Sunday, 30 September 2012

Talking to Normals

By Eric Hanna, S. J.

alifearchitect.wordpress.com
A while ago, I found myself jokingly using a nickname for those people who were not familiar with the Catholic faith: 'normals'. This was a funny way for me to remark on the fact that we as Catholics, and Jesuits in particular, can use a lot of jargon that is unfamiliar to the rest of contemporary society. It was a reminder to myself not to use arcane terminology when simpler words sufficed. However, it got me to thinking.


We believers love to be counter-cultural. If the world moves one way, many of us are inclined to move the other. If you are a believer, I ask you the following question: do you see yourself as normal and the rest of the non-believing or different-believing world as abnormal? Or is it the other way: is the world normal and we ourselves the ones who are different?



Most of us encounter both of these ways of thinking at one point or another in our lives. And both ways of thinking have their positive and negative aspects.



If we, the believers, are normal and the world is abnormal, then it can lead to a healthy rejection of the unspoken assumptions of our culture: that material wealth is the measure of success, that people are at their core self-interested, and that autonomy is the highest good. All of these ideas are important to question in order to come to truth through a real struggle. However, on the negative side, if we think our group is normal and that the world is broken, we can fall into a siege mentality. We can reject other people and judge them harshly by our standards. And we can interpret questions as attacks.
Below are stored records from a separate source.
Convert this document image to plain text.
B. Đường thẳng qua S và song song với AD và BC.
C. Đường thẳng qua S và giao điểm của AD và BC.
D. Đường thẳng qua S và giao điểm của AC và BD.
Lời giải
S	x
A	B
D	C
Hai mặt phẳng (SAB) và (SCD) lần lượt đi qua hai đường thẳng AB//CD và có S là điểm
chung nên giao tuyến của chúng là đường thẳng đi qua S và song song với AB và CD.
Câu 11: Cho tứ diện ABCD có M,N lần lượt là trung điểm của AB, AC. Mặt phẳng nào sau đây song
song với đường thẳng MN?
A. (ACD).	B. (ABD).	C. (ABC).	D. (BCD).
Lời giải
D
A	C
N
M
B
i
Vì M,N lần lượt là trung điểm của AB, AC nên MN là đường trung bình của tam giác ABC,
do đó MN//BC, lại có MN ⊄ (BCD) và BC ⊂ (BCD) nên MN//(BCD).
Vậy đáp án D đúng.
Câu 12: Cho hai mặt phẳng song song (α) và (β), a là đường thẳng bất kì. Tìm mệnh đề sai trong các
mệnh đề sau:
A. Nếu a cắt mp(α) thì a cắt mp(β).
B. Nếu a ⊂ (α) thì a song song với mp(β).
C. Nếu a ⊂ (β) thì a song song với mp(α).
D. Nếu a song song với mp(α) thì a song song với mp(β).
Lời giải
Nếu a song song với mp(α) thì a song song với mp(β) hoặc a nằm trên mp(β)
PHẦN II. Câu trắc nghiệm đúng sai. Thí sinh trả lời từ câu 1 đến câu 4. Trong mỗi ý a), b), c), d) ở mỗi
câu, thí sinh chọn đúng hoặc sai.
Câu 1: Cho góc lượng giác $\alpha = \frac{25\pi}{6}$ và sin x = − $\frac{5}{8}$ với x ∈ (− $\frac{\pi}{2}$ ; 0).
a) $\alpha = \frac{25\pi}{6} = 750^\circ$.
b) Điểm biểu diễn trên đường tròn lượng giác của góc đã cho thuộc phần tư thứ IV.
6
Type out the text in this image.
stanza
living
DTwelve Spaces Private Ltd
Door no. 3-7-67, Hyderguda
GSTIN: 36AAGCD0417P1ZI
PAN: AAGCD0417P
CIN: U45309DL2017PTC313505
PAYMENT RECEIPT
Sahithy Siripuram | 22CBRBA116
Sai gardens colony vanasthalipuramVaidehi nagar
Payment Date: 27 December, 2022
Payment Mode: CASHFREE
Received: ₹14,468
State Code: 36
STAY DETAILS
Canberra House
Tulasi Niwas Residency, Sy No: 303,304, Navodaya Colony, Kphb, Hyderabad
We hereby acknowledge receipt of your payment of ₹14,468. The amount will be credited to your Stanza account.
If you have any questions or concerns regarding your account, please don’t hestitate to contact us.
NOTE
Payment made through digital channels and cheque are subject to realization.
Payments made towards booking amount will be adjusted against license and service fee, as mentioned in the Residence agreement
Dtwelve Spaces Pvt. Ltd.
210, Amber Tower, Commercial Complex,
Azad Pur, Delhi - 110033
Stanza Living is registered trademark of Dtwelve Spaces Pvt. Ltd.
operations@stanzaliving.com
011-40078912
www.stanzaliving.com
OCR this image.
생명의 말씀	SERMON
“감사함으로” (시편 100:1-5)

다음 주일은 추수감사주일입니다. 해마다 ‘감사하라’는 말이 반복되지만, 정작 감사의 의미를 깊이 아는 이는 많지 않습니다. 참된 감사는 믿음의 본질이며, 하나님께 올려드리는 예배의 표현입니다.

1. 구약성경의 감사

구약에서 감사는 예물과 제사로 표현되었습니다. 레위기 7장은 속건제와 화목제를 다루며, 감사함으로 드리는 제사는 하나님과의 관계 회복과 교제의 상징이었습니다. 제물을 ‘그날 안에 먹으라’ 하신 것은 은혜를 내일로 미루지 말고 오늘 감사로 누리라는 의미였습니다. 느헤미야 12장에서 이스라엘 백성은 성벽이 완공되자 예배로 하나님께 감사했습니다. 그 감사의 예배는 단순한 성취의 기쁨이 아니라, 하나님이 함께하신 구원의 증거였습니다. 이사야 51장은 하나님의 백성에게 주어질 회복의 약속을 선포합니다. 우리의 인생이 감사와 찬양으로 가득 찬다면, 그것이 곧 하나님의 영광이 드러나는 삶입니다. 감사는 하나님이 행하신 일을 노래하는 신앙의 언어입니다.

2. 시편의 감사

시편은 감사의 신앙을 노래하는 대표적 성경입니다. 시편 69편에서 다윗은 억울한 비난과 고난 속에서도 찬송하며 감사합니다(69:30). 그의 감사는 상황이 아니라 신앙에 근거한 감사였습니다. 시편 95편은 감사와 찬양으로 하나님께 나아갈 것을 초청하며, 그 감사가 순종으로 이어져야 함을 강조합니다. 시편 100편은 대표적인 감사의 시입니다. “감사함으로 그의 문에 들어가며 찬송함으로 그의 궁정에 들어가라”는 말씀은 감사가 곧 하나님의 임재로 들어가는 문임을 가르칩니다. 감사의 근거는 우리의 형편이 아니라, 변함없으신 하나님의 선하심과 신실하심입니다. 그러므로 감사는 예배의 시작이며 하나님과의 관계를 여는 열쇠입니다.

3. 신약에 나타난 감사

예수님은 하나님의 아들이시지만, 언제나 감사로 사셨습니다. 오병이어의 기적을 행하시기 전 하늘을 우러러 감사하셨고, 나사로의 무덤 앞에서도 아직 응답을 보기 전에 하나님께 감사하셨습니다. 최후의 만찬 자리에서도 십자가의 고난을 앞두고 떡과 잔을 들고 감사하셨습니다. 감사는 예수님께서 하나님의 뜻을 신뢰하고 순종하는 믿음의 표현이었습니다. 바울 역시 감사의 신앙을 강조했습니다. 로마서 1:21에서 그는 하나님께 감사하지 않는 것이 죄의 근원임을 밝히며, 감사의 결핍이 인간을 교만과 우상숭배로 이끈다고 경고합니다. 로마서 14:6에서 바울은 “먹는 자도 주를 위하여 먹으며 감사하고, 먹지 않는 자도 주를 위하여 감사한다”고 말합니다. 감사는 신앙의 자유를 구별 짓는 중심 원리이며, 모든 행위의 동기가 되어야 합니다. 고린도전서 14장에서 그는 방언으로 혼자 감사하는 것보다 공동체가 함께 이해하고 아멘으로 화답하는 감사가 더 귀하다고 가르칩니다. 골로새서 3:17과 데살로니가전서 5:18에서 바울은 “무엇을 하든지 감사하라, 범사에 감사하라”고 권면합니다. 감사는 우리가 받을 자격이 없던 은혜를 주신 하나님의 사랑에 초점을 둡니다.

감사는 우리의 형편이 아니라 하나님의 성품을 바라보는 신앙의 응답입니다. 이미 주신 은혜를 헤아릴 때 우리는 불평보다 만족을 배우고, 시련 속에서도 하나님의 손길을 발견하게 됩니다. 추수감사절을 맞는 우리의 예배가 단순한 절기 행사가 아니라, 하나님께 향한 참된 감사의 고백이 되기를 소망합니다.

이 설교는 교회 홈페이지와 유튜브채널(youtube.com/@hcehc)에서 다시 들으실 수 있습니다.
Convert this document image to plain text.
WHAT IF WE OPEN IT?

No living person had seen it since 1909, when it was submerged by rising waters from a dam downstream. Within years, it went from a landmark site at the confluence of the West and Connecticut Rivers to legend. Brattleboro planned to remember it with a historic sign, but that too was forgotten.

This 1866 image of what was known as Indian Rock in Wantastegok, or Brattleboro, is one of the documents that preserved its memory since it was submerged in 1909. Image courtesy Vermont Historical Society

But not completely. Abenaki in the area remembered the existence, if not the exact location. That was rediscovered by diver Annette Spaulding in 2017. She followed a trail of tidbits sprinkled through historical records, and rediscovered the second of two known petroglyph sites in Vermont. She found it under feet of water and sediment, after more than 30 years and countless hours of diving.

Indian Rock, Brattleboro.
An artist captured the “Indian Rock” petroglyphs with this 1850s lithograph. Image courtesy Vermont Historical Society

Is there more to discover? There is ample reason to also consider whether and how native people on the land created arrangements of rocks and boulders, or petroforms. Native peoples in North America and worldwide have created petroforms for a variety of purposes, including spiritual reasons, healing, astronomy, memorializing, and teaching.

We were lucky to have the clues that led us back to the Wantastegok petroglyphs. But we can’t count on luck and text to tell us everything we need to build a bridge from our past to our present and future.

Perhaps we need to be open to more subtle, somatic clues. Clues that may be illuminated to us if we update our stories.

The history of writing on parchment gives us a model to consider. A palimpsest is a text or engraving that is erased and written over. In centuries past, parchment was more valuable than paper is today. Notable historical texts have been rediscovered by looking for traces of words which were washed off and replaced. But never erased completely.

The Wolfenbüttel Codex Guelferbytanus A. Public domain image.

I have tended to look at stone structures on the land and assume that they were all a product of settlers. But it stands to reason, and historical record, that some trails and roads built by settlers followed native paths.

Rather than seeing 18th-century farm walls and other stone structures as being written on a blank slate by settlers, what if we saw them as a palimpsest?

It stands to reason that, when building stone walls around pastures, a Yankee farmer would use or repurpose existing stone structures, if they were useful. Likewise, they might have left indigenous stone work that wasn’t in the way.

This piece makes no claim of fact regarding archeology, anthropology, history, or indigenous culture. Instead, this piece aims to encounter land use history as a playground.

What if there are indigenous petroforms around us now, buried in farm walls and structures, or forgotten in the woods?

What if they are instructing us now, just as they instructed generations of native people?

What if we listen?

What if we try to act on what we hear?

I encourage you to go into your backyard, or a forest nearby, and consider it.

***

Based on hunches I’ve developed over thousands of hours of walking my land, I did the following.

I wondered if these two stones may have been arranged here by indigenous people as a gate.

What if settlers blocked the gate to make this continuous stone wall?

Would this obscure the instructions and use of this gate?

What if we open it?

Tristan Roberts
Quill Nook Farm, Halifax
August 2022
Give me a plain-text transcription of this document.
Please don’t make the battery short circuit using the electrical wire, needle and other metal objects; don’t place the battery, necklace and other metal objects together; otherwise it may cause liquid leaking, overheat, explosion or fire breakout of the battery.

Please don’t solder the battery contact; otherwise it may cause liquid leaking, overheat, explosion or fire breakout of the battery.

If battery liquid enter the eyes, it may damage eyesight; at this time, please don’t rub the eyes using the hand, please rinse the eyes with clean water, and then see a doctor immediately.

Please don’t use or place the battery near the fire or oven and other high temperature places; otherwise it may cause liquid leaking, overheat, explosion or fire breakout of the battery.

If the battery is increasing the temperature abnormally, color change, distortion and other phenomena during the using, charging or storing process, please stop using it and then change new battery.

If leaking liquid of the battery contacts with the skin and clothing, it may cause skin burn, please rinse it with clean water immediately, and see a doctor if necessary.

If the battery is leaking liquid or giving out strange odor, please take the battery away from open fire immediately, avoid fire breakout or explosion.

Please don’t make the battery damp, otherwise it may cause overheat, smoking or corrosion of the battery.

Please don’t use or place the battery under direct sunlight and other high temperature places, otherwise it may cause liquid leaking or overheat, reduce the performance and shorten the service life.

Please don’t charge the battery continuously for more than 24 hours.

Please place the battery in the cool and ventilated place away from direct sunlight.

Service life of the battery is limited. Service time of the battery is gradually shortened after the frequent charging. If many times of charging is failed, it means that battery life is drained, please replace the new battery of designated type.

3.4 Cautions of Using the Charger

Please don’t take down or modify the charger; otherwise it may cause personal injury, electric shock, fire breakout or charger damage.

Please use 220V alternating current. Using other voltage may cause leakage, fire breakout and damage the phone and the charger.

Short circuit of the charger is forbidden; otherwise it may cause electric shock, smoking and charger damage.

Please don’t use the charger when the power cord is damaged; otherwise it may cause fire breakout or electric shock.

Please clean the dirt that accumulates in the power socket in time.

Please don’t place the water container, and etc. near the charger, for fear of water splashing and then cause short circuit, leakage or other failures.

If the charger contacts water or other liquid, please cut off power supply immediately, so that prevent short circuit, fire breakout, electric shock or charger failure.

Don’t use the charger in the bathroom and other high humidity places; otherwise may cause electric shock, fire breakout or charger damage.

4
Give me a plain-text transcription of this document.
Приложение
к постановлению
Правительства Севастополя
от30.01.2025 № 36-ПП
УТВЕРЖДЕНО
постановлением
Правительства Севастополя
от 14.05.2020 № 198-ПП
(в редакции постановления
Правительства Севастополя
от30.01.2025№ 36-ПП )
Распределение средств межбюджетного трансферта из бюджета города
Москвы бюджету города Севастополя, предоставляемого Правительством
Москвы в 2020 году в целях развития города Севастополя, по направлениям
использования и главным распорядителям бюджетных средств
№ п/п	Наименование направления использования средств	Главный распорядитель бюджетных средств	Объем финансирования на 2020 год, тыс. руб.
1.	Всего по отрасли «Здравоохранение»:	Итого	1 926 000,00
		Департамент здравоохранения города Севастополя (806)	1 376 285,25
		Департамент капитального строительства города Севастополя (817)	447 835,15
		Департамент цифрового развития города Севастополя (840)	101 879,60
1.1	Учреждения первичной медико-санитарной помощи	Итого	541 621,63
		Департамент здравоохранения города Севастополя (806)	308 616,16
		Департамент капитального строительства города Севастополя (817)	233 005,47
Let's flip it around. Suppose we believers are the abnormals and the world is normal. This idea takes a bit of courage to examine. We can look at ourselves from an outsider's perspective and realize that we use a lot of jargon, that many of our actions do not seem consistent, and that what we affirm is so paradoxical it is often very difficult for one who does not believe to understand. These realizations open us up to communication, to understanding the perspectives of non-believers. But this way of looking at the world has negative points too. It can tempt us to compromise too much, to be afraid to speak the truth as we see it.



Christ, in this Sunday's Gospel, provides us with a possible resolution to this quandary. He declares boldly that, "Whoever is not against us is for us" (Mark 9). This is not just an attitude for Christ's followers to take up. It is a general attitude that leads any human being to right relationship. Everybody appears normal to themselves. So when we encounter a stranger who doesn't share our perspective, we must assume that what they say or do makes sense to them and that we are all seeking the good.



When I encounter someone who is not a believer, I do not think of myself as 'one within' addressing 'one without', nor vice versa. Rather, I recall that Christ has given me to love the person. So my first job is to listen because it's much easier to love somebody you understand. I won't always understand completely. And I won't flinch from an honest disagreement if I must stand up for my principles. But I am genuinely interested in the other person and that person's perspective.



We are not genuinely interested when we only listen to someone in order to discover that person's error. Nor do we love when we use the time when the other is speaking just to plan what we ourselves will say. Genuine love requires genuine attention, and a genuine willingness to be challenged and changed by what another person says. At the same time, when I look to someone not of the faith with love, I am better able to translate and represent my own perspective to them, perhaps to challenge and change that person too.



Reflect on your own experiences. Examine how attentively you listen to the perspectives of people who disagree with you and how much love is in your heart when you speak to them. Examine also how afraid you are not to fit in and whether you shy away from conflicts by agreeing too quickly to what is said. Listening means accepting the person and taking what is said seriously.



We have no need to be angry, nor have we need to be afraid. The best cures for these two ills are love. And Christ supplies our hearts with love in abundance when we ask for it. And we have Christ's guarantee that our dialogue will not be in vain. Because whoever is not against us is for us.